Abed Fazle Hasan is the founder of the NGO that developed the massive outreach/training campaign. It began as a post-war relief org. and evolved into a reconstruction organization. One of the funny things the ORT workers had to overcome when they began going out into the villages to teach women to make ORS was getting people to understand that they were not 'family planning' workers (mixing up sterilization solutions.

Women were revisited periodically over the years to re-test samples of solutions they were making. At one point it was discovered that sometimes the measurements got mixed up, using two pinches of sugar and one scoop of salt ­ a potentially dangerous combination! The women who were working as trainers suggested a way to improve making the solution to avoid possible confusion: one pinch of salt and one fistful of sugar.

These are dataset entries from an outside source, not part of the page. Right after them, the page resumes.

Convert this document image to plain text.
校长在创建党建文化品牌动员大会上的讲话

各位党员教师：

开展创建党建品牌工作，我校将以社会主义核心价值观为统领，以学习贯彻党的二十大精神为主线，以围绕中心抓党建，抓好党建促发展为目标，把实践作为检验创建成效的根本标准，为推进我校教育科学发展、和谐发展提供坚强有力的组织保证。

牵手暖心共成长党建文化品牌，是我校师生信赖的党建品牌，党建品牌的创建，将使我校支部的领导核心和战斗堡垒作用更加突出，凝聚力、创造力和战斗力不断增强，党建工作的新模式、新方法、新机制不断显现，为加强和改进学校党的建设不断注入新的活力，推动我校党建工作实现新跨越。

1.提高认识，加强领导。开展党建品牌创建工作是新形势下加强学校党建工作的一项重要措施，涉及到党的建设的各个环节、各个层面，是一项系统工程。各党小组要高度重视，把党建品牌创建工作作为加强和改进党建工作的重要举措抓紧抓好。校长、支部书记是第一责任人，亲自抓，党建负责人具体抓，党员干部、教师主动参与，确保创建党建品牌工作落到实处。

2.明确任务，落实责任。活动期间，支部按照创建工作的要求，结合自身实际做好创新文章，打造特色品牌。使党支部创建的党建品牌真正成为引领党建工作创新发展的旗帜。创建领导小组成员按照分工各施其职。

The amount of water used to make the solution was also found to vary since most people did not have standard measuring cups. Another innovation which came from the field workers was to carry a standard _ litre measure, pour the right amount of water into a pot in each household visited, and scratch a line so that pot could be used to guage the proper measure every time oral rehydration solution was made.

What can new research add?
For over 20 years the World Health Organization has recommended a standard packaged solution based on glucose and 3 salts, which has proven highly effective in treating dehydration from diarrhea from all causes and in all age groups worldwide. Both this therapy and the home-made solution treat the dehydration but do not stop or reduce the severity of diarrhea, so there is still room for more scientific investigation and possible improvement.

Research in several groups of villages in south India a decade ago found almost no use of packaged salt solutions, but discovered several locally-prepared food-based solutions in use. The use of rice-water, ragi-water, and arrowroot-water were all found to be effective in decreasing cholera-induced secretion of water, and in the case of all but arrowroot resulted in more water absorbed than lost. Ragi-water produced the best results, far exceeding water absorption achieved with commercial solution packets. Further laboratory testing of new solutions, using locally available foodstuffs, show promise for the development of alternative and perhaps even better solutions.

P.S. The discovery that sugars added to a solution will 'pull' more salts across a membrane is due to a relationship known as "co-transport." Not all cells in the intestinal membrane are permeable to glucose. Only certain cells have 'receptor sites' for glucose, and glucose absorption at these sites depends on the presence of sodium ions. When both glucose and sodium are present, more sodium is absorbed from the solution because it hitch-hikes through the glucose receptor sites. A major obstacle to the use of ORT was the belief among medical professionals that since diarrheal diseases strike in the intestines and cause the body to expel fluids, absorption must not be possible and the gut should be rested. This thinking formed the basis for intravenous treatment.

It is now known that sodium and glucose absorption continue in the intestines despite the severe diarrhea from cholera and E. coli infections, and even after damage to the gut from rotavirus, another widespread diarrheal disease in developing countries.]

Understanding the mechanisms of osmosis and the ability of sugars to pull salts across a membrane in solution form the laboratory basis for this breakthrough, but it is the field research in Bangladesh - which proved it is possible to teach even illiterate mothers to make safe effective oral rehydration solutions out of simple salt and sugar - that has actually saved so many lives.

*Contaminated water is the most likely cause; the cholera bactera has been found living in algal blooms.

Bibliography
Chowdhury, A. Mushtaque R., and Richard Cash. A Simple Solution ­ Teaching Millions to Treat Diarrhoea at Home. Dhaka. The University Press Limited. 1998.

Ruxin, Joshua Nalibow. Magic Bullet : the History of Oral Rehydration Therapy. Medical History, 1994, 38: 363-397.